The sergeant's brown face flushed with pride, but he followed on the
trail without a word and behind him came the whole regiment, implicit in
its trust, and winding without noise like a great coiling serpent through
the forest.
Dick was a woodsman himself, and he kept close to the sergeant, watching
his methods, and seeking also what he could find. While they lost the
trail now and then, he saw the sergeant recover it in the openings.
He noted, too, that it was increasing in size. Little trails were
flowing into the big one like brooks into a river, and the main course
was uniformly south, but bearing slightly upward on the slope.
The sergeant stopped at the melancholy cry of an owl, apparently three
or four hundred yards ahead. Both he and Dick raised their heads and
listened for the answer, which they felt sure was ready. The long,
sinister hoot in reply came from a point considerably farther away,
but at about the same height on the slope.
"They have two forces, sir," said the sergeant to Colonel Winchester,
"and I think they're about to unite."
"As a wilderness fighter, what would you suggest, Sergeant?"
"To wait here a little and lie hidden in the brush. We're rightly afraid
of an ambush if we go on, then why not make the same danger theirs?
I think it likely that the other force is coming this way. Anyway,
we can tell in a minute or two, 'cause them owls are sure to hoot again.
If I'm right, we can catch 'em napping."
"An excellent idea, Sergeant. Ah! there are the signals you predicted!"
The owl hooted again from the same point directly in front, and then came
the reply of the other, now nearer. The sergeant drew a deep breath of
satisfaction.
"Yes, sir, I was right," he said. "Their meeting place is straight in
front. Will you let me slip forward a little through the brush and see?"
"Go ahead, Sergeant. We need all the information we can get, but don't
walk into any trap yourself, leaving us here without eyes or ears."
"Never fear, sir. I won't be caught."
Then he disappeared with a suddenness that made the colonel and Dick
gasp. He was with them, and then he was not. But he returned in
ten minutes, and, although Dick could not see it in his face, he was
triumphant.
"There's a glade not more'n four hundred yards ahead," he whispered to
the colonel, "and about a hundred and fifty men, armed with long rifles,
are lying down in it waiting for a second force, which I judge from the
cry of the owl will be there inside of five minutes."

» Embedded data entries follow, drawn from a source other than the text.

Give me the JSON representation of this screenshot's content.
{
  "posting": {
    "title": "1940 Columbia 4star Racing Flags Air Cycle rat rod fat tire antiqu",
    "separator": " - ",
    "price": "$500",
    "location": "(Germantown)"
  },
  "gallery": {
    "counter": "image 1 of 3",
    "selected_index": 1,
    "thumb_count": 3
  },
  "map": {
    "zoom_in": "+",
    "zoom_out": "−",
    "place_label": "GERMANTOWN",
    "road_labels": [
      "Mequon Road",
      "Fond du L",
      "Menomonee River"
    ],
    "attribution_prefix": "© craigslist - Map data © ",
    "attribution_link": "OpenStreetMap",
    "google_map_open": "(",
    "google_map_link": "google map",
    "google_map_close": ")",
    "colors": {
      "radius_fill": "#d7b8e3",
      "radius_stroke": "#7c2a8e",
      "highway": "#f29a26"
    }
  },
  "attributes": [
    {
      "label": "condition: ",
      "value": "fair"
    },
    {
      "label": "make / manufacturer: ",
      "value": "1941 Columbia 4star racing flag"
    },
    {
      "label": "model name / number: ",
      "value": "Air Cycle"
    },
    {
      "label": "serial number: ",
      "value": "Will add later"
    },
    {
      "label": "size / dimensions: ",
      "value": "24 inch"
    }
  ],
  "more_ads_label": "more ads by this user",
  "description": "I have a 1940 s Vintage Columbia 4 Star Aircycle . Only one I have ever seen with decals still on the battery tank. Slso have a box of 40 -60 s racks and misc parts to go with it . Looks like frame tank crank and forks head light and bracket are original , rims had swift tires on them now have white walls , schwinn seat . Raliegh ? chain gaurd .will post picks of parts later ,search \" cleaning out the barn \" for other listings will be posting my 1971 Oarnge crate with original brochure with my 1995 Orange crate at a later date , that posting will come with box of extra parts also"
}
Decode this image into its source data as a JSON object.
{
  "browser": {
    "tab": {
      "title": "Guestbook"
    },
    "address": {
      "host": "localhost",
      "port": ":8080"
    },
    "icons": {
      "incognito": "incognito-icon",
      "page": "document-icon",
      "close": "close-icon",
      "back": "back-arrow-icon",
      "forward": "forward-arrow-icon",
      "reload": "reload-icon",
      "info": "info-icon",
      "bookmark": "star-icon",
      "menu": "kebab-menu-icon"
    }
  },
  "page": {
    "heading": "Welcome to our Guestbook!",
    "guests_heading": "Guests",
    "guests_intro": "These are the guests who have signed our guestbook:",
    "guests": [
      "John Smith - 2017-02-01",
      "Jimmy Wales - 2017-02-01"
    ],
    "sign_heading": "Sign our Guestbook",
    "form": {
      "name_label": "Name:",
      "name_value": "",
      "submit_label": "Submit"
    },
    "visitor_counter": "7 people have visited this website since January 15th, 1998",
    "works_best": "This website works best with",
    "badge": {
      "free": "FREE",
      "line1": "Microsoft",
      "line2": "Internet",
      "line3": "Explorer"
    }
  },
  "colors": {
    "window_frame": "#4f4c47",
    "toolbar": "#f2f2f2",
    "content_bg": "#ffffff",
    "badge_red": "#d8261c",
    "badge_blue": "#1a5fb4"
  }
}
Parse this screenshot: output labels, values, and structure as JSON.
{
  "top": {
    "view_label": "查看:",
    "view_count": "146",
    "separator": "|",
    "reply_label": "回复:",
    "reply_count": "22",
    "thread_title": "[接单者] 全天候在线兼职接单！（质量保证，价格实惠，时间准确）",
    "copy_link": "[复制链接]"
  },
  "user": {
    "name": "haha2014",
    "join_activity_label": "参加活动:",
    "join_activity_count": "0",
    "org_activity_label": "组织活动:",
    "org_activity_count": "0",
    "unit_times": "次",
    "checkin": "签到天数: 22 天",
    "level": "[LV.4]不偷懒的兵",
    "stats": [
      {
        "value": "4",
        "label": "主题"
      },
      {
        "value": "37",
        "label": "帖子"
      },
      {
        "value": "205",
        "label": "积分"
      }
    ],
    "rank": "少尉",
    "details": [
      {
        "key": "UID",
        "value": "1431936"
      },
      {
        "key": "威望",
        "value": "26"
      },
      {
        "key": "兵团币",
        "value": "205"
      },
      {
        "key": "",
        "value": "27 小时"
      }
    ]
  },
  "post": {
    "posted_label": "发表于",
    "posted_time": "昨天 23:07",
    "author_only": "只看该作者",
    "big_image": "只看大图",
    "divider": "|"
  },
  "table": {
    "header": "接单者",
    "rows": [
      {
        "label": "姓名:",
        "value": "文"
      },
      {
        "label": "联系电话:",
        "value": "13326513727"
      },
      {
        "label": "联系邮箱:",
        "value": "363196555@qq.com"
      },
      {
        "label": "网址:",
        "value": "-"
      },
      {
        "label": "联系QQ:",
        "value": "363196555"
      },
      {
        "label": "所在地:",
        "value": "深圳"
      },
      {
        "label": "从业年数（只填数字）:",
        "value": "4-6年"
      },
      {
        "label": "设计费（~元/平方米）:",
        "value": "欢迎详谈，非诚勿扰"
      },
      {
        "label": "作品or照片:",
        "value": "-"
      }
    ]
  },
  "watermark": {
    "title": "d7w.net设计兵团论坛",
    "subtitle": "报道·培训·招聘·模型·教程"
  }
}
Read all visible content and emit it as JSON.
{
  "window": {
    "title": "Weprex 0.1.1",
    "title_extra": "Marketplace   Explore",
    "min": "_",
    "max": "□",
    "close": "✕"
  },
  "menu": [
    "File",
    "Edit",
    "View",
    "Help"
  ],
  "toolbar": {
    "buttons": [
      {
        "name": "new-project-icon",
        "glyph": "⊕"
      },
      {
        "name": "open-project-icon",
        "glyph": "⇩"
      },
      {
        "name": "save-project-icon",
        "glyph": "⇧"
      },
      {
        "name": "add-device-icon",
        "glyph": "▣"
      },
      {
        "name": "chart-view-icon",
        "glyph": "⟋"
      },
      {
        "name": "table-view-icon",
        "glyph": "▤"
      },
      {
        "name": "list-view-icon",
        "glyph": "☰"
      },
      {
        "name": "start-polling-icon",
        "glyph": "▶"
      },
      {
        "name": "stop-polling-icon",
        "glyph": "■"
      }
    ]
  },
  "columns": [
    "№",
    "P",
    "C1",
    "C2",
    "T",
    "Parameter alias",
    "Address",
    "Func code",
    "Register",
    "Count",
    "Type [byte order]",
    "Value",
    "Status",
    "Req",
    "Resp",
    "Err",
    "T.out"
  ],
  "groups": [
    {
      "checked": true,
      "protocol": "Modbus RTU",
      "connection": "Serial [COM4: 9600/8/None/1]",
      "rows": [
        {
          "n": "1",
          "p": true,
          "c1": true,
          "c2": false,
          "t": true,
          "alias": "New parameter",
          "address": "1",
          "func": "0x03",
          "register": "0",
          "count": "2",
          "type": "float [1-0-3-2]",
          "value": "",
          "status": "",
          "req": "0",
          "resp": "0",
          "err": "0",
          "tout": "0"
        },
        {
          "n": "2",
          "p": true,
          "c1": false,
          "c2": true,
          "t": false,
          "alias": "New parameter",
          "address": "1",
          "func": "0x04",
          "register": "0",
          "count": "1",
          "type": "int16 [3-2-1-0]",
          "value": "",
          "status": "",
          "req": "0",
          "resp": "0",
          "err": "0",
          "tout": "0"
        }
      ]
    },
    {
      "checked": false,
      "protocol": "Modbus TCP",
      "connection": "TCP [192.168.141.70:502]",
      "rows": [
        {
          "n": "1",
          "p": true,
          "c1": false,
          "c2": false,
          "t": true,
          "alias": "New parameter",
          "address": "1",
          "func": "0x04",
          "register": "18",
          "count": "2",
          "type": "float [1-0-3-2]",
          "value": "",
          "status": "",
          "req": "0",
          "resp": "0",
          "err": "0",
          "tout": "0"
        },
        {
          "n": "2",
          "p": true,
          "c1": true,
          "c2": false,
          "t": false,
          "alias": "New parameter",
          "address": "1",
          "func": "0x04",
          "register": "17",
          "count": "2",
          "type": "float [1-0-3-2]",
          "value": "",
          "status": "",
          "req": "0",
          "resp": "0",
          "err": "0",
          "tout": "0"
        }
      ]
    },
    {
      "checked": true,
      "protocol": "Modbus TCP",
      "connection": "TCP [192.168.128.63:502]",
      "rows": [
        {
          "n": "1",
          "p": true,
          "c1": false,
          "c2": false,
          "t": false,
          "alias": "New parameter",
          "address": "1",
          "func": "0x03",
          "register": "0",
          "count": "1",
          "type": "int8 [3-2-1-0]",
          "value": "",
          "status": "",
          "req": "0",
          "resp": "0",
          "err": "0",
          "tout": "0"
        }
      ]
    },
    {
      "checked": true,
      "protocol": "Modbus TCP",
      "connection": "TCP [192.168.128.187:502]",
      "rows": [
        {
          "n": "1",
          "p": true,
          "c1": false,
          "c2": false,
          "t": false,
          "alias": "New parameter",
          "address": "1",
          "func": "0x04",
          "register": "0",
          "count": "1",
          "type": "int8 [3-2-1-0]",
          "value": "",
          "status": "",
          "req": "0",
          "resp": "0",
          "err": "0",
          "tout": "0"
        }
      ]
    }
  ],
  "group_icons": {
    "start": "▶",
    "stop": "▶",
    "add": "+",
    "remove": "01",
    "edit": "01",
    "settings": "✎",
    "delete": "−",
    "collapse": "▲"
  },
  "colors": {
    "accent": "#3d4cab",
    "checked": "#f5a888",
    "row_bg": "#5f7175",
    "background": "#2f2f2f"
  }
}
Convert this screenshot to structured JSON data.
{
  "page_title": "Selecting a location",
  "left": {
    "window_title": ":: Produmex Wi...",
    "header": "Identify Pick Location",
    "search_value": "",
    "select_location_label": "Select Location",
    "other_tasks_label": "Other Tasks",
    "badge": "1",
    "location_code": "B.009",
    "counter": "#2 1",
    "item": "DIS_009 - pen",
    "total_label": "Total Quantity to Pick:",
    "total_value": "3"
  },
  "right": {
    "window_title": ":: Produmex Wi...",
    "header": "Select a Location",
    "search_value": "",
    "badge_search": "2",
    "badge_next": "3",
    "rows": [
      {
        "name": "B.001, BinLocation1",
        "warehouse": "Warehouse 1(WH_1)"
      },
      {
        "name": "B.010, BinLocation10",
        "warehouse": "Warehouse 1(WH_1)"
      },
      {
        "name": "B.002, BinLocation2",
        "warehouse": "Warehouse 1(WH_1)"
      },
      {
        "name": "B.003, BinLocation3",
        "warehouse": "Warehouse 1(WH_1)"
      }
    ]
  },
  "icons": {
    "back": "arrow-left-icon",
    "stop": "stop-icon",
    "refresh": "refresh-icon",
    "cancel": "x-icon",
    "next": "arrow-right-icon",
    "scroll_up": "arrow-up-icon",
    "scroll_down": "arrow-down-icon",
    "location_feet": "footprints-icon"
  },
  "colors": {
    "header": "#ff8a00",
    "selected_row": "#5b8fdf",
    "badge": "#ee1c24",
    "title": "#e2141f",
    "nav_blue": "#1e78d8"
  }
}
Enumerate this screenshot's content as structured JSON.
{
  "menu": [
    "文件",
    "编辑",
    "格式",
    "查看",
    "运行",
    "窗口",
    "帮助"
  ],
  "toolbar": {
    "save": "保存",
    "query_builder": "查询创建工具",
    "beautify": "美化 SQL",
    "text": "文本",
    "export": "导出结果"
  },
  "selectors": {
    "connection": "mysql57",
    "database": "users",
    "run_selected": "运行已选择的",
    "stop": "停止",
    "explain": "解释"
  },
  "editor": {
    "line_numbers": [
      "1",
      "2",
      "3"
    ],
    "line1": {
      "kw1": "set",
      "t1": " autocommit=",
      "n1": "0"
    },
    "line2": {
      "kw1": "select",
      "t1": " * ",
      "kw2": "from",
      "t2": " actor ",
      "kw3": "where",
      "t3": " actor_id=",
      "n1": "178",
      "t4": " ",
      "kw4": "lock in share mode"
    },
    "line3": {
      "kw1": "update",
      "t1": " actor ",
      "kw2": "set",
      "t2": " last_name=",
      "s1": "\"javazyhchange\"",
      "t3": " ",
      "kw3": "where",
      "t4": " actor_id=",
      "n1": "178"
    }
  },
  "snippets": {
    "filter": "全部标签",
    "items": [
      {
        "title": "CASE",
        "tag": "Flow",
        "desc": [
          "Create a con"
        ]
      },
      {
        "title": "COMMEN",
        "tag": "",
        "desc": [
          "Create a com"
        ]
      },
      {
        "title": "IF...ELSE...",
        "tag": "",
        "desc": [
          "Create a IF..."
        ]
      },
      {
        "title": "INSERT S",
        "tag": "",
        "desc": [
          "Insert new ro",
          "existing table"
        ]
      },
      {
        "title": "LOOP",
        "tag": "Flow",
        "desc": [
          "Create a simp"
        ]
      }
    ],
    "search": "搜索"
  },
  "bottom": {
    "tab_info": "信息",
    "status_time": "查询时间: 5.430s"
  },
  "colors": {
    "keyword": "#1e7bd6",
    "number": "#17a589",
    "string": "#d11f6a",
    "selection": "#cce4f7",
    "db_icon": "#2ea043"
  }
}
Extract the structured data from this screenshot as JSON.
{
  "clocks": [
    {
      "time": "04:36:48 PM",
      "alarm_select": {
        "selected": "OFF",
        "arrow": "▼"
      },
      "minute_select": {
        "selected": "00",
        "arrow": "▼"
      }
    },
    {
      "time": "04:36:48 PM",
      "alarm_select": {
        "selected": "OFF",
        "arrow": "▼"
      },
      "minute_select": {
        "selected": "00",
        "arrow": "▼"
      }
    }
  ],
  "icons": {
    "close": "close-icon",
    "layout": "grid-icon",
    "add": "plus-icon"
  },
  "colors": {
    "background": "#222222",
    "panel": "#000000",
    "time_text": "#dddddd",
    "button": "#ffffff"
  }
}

"Then," said Colonel Winchester, breathing fast, "we'll wait ten minutes
and attack. It would be a great stroke to wipe out Slade's band.
I'm sorry for those Ohio fellows, but the luck's ours to-night, or I
should say that the sergeant's skill as a trailer has given us the
chance."
It was soon known along the black, winding line that the enemy was at
hand, and the men were eager to attack, but they were ordered to have
patience for a little while. Their leader wished to destroy Slade's
whole force at one stroke.
Colonel Winchester took out his watch and held it before him in the faint
moonlight. He would not move until the ten minutes exactly had passed.
Then he closed the watch and gave the signal, but stationed officers
along the line to see that the men made as little noise as possible.
The long black column moved again through the forest and Dick, full of
excitement was at its head with the colonel and the sergeant.
They reached a slope, crept up it, and then spread out, as they knew that
the valley and the enemy were within rifle shot. Dick, glancing through
the bushes, saw the glitter of steel and caught the murmur of voices.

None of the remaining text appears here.